The agency has gone to a lot of trouble and effort developing the relationship with the end client, and it would be unethical for you to approach the client shortly after parting company with the agency. You wouldn't do it, so whether a contractual penalty applies is irrelevant. This is a standard clause in freelance and employment contracts.

I think you can get hung up on the precise wordings of contracts. They contain lots of hypothetical situations that are very unlikely to happen, and they're just going to get shoved in the digital equivalent of a dusty filing cabinet and forgotten about. So don't start striking out bits that you don't like: they're not trying to screw you, and they just want something in writing.

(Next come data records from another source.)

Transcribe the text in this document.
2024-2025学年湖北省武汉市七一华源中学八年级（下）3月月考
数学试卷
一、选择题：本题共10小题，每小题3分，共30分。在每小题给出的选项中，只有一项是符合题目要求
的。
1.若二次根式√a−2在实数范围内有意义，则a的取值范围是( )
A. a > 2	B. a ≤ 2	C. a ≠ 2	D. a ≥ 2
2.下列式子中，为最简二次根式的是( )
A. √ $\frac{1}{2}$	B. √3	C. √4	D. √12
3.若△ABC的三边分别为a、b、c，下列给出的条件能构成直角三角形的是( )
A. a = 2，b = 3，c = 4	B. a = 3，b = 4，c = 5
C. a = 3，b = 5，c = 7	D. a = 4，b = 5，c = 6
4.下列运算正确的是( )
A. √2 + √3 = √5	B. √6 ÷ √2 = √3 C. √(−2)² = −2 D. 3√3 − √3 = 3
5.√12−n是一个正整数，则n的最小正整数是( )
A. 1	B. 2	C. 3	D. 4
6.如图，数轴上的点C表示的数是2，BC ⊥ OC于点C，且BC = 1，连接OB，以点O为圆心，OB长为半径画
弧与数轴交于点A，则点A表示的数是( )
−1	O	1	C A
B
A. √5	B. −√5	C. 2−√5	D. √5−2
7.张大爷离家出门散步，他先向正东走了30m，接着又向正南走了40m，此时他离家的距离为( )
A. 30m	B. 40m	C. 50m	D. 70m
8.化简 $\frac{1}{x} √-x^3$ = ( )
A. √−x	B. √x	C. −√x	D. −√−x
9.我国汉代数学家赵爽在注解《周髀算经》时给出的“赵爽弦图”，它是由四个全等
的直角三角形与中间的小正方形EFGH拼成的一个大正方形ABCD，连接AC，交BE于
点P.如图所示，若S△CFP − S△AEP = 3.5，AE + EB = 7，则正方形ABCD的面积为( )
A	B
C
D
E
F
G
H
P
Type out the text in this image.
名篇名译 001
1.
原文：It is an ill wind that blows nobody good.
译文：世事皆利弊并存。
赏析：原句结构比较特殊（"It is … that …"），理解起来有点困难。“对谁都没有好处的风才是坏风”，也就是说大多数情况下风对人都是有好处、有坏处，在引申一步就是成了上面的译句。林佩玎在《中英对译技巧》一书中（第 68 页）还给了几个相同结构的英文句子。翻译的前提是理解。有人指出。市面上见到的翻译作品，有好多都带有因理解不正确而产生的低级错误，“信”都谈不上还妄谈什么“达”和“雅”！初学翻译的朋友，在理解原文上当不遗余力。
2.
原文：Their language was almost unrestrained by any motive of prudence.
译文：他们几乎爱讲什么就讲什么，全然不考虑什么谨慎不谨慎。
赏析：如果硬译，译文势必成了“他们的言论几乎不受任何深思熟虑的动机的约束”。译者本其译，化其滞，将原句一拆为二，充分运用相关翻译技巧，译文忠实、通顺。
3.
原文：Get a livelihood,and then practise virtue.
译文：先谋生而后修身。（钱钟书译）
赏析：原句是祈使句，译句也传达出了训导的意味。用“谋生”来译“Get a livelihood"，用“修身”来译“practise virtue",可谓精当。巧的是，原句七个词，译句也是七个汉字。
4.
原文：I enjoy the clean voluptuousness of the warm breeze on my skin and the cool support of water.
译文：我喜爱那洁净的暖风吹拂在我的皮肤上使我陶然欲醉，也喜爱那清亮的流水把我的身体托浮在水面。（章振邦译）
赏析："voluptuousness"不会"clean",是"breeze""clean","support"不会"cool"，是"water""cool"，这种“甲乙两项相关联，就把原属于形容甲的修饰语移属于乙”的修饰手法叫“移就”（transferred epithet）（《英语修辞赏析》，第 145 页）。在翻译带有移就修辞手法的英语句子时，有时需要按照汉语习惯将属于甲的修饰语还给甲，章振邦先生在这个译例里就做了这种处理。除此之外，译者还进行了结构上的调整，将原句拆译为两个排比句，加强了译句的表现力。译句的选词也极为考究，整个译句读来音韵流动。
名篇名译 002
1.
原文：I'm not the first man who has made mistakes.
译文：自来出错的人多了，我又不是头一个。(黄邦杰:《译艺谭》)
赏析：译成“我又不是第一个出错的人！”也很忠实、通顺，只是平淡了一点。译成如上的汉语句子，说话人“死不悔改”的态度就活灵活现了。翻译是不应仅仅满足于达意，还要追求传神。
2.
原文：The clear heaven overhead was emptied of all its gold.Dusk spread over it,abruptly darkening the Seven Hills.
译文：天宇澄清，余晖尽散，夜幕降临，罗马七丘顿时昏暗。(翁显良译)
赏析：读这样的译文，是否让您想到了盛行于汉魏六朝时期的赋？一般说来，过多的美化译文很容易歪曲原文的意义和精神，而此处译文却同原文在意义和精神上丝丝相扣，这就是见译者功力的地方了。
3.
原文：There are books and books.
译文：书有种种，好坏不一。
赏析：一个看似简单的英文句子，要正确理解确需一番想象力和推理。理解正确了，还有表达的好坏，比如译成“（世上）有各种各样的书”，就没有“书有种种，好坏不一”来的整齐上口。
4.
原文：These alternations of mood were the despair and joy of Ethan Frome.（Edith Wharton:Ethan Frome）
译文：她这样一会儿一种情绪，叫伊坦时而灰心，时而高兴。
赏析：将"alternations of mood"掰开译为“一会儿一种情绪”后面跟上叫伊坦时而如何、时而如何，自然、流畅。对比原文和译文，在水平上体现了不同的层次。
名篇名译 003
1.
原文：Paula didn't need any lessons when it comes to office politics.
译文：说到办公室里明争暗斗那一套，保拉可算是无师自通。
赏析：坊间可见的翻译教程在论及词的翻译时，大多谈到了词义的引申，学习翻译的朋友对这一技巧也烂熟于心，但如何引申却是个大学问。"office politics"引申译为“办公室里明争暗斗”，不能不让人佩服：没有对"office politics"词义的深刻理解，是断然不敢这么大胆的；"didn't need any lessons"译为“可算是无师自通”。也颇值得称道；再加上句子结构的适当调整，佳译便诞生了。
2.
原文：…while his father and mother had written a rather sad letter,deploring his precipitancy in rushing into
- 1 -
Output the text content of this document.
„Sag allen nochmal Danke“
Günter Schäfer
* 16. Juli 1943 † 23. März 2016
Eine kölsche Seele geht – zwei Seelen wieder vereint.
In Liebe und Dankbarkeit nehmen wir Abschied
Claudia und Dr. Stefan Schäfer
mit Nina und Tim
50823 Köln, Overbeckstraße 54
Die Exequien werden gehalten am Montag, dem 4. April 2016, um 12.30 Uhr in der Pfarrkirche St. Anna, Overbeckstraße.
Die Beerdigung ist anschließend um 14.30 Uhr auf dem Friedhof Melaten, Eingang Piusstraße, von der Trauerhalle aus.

[Edited at 2013-07-11 16:25 GMT]

[Edited at 2013-07-11 16:27 GMT]


 

Łukasz Gos-Furmankiewicz  Identity Verified
Poland
Local time: 06:31
English to Polish
+ ...
Liability allocation is often seen in a subjective light Jul 11, 2013

Sheila Wilson wrote:

Charlotte Blank wrote:
I just found another point I did not notice before: If the agency or the end client suffers any damage because of my translation, *even due to negligence*, I'd be fully liable. Is this a normal clause? IMO negligence is human (though I'm not excusing it!) and if there is an error in my translation it should be found by the proofreader...

Indeed! If there are many errors and/or omissions in your work, the agency may have grounds for reducing your remuneration, to cover the extra work required at their end. But if the agency forwards those errors or omissions to their own client, then that's their own negligence, not yours. Your contract is not with their client.


... As in everybody wants the least of it for himself while the most opportunity. Translators want to avoid it once the proofreader is done with the text (and at any rate a small deduction if anything but no damages), some agencies want to be unsuable and devise indemnities, holdharmlesses etc. I used to be irked, but these days it doesn't really move me that much. Still, 1) I don't want to be anybody's insurer, and 2) I don't want to incur plenty of liability for important transactions when I'm paid per-word and not a nice percentage of the transaction value.

At any rate, no corner cutting by agencies and dumping the attendant risk on the translators. Proofreaders are like the no. 1 thing here.


 

Samuel Murray  Identity Verified
Netherlands
Local time: 06:31
Member (2006)
English to Afrikaans
+ ...
Don't promise more than you can deliver Jul 12, 2013

philgoddard wrote:
You wouldn't do [the thing that carries the penalty], so whether a contractual penalty applies is irrelevant.


Never promise anything you can't deliver. This includes money. Don't promise to pay EUR 20 000 "in the event that X happens", even if you're 101% sure that X will never happen. It is all too easy to misread something or be unaware of some legal loophole that makes one thing mean another thing that you didn't know of, so don't take the unnecessary risk, even if you think "there's no risk to me".

If X will never happen, then say so (and sign your name), but don't back up your claim with promises to pay money in case you're mistaken in your belief that X will never happen.

They're not trying to screw you, and they just want something in writing.


If that is true, then they shouldn't mind if you cross out those amounts. Right?